Canada’s army chief, Lt.-Gen. Andrew Leslie, has said his ground forces have been so taxed by successive Afghan deployments that they will need a one-year operational pause by 2011.
There is also active debate in Kabul diplomatic circles about whether military-enabled Provincial Reconstruction Teams have been effective and should be scrapped.
Canada runs an 1,000-member PRT in Kandahar City, where the Canadian Forces, diplomats, aid workers and police help lead governance and development programs, while allies operate similar bases in other parts of the country under their national flags.
“All of that is being discussed, as part of a grand scheme to reconfigure the mission. It will affect all parties including Canada,” said the Afghan source.
“There are a lot of questions, pro and con, about the usefulness of PRTs.”
Some are arguing that there is too much inconsistency in the PRT model because each country runs them differently and puts their own national stamp on them.
One possibility for replacing them would be to funnel PRT activities through Afghan institutions, such as municipal and local government or through domestic non-governmental organizations.
That would put more of an Afghan face on the development effort while “washing out some of the military aspects and national branding that goes with it.”
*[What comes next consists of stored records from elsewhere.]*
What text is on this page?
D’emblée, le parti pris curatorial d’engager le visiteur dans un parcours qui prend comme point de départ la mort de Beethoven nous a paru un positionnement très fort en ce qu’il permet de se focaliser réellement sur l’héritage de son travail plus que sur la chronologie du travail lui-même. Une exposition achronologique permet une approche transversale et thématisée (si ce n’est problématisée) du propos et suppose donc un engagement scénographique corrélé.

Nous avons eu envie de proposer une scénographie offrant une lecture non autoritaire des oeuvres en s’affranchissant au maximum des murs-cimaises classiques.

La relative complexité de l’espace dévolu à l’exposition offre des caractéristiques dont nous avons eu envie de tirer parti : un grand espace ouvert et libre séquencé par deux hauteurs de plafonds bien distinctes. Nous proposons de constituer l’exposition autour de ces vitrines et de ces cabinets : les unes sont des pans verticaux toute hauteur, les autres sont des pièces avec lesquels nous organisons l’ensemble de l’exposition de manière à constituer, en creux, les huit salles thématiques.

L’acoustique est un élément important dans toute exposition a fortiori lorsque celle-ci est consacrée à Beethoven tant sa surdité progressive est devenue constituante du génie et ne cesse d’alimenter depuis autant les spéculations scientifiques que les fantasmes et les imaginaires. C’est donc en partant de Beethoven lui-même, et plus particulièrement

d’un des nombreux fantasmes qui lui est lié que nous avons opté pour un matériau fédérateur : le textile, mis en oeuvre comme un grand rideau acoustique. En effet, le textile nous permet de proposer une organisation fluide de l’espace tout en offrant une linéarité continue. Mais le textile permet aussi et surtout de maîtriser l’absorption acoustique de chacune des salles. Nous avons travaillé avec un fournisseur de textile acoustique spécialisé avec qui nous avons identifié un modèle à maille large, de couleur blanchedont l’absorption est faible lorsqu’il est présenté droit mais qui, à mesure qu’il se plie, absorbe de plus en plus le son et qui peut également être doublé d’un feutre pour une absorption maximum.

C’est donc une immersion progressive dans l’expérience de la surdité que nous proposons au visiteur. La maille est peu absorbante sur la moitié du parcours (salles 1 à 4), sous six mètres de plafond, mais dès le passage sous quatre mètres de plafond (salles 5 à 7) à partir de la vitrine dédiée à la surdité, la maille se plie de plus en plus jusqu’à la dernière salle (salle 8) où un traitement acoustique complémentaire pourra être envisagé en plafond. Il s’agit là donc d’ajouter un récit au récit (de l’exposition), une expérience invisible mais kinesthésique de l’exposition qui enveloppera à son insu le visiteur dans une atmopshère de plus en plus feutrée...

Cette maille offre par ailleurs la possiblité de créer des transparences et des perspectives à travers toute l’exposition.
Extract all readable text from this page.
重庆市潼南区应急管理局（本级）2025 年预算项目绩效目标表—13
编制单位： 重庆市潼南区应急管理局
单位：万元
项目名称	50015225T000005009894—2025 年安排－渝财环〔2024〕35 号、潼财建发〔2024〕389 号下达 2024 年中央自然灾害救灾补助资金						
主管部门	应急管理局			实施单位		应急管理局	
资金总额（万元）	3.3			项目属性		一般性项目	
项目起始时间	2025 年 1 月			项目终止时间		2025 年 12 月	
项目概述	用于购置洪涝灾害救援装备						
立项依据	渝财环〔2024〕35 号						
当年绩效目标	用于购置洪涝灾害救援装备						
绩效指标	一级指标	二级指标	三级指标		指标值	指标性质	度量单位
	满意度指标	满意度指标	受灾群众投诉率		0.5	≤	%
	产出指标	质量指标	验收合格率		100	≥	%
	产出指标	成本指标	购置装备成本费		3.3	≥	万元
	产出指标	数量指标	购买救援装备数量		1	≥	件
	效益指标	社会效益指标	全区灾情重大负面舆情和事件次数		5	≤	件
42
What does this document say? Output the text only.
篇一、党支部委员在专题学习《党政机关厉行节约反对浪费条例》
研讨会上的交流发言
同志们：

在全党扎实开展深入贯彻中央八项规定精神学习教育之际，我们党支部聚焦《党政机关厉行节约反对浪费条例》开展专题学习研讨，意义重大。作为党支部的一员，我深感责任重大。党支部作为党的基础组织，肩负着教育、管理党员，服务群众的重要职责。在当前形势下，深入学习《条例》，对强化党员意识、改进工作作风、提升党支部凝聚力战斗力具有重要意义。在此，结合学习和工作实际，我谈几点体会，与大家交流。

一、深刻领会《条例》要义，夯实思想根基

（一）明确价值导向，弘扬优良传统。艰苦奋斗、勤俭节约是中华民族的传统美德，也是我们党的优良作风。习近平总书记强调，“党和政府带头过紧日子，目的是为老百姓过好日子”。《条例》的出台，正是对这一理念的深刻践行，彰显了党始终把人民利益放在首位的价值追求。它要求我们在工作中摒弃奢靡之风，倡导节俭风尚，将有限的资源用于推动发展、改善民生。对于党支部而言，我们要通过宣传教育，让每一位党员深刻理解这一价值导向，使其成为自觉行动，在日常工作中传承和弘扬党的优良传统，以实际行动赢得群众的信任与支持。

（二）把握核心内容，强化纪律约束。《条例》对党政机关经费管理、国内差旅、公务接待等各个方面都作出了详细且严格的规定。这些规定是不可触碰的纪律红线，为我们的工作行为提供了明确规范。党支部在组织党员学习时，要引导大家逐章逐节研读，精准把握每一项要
For Canada, this would have dire implications because successive Liberal and Conservative governments have highlighted the PRT as a cornerstone of the country’s effort in Kandahar.
Scrapping the PRTs could remove one scenario for Canada’s continued military involvement beyond 2011: for the PRT to remain as part of a focus on development in a scaled-down military contribution.
The Americans are also taking a hard line with the Afghans on how they govern their country moving forward after the summer elections.
The new Democratic administration has made no secret of its frustration with what it sees as a corrupt and incompetent Afghan government.
Afghan sources said the Americans haven’t so much as read the riot act to Karzai as engaged in frank discussions about the problems, and that all parties acknowledge them.
“That is a good thing. I see this as an opportunity for Afghanistan to get its act together and for the international community to create more cohesiveness,” said the Afghan source.